Turtledove has a penchant for painting the southerners in the Nazi camp, which is odd since southerners had more of an affinity for Brits than the northerners did.
Besides, who had Generals like Carl Schurz, Adolph von Steinwehr, Franz Siegel fighting for them? Who was the "ein volk, ein reich, ein Führer" crowd in 1865?
The person writing the literary critique on the Turtledove wiki page agrees with you.

Turtledove has described this situation as essentially Northern Ireland in North America. The South is for all intents and purposes an Occupied Territory. Though the Confederacy was destroyed as a political and military entity, it exists underground as a focus of loyalty for the Southern Whites. The Federal Government only count on the support of the black population.

And true enough, the uprising quelled in the short story is backed by Nazis.
 
The person writing the literary critique on the Turtledove wiki page agrees with you.
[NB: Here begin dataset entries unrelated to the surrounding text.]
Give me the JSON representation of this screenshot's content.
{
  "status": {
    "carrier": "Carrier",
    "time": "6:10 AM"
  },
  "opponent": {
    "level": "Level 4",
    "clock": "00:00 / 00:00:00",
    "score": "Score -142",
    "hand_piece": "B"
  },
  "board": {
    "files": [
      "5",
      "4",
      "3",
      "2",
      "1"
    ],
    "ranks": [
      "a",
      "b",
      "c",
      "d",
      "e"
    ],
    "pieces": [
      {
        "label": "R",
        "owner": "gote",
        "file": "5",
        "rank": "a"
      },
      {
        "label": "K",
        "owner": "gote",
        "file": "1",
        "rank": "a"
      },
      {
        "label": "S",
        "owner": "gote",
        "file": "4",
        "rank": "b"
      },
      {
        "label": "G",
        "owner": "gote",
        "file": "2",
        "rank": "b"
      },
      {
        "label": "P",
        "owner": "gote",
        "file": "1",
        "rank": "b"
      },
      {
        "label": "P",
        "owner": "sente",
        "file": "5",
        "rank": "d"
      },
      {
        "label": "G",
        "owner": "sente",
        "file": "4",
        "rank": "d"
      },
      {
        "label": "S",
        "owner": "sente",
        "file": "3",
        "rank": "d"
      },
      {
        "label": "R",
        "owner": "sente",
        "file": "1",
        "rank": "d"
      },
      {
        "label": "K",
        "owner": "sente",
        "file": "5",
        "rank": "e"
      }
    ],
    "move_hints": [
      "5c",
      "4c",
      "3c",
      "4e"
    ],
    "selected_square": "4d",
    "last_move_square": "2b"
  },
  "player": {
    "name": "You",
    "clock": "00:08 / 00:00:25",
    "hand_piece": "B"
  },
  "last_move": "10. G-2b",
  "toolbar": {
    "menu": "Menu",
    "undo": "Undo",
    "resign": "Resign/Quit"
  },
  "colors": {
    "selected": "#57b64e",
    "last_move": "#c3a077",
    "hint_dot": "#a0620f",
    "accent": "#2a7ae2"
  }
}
And true enough, the uprising quelled in the short story is backed by Nazis.
One of the great ironies from the period was from Lieutenant General Richard Taylor, one of the last Confederates to surrender in May 1865. At the surrender in Citronelle, Alabama, a German officer had the chutspa to declare to Taylor that they (the Germans) would now teach Taylor what it meant to be an American.
Taylor expressed disappointment that his father (US President Zachary Taylor) had neglected to explain this to him during his lifetime.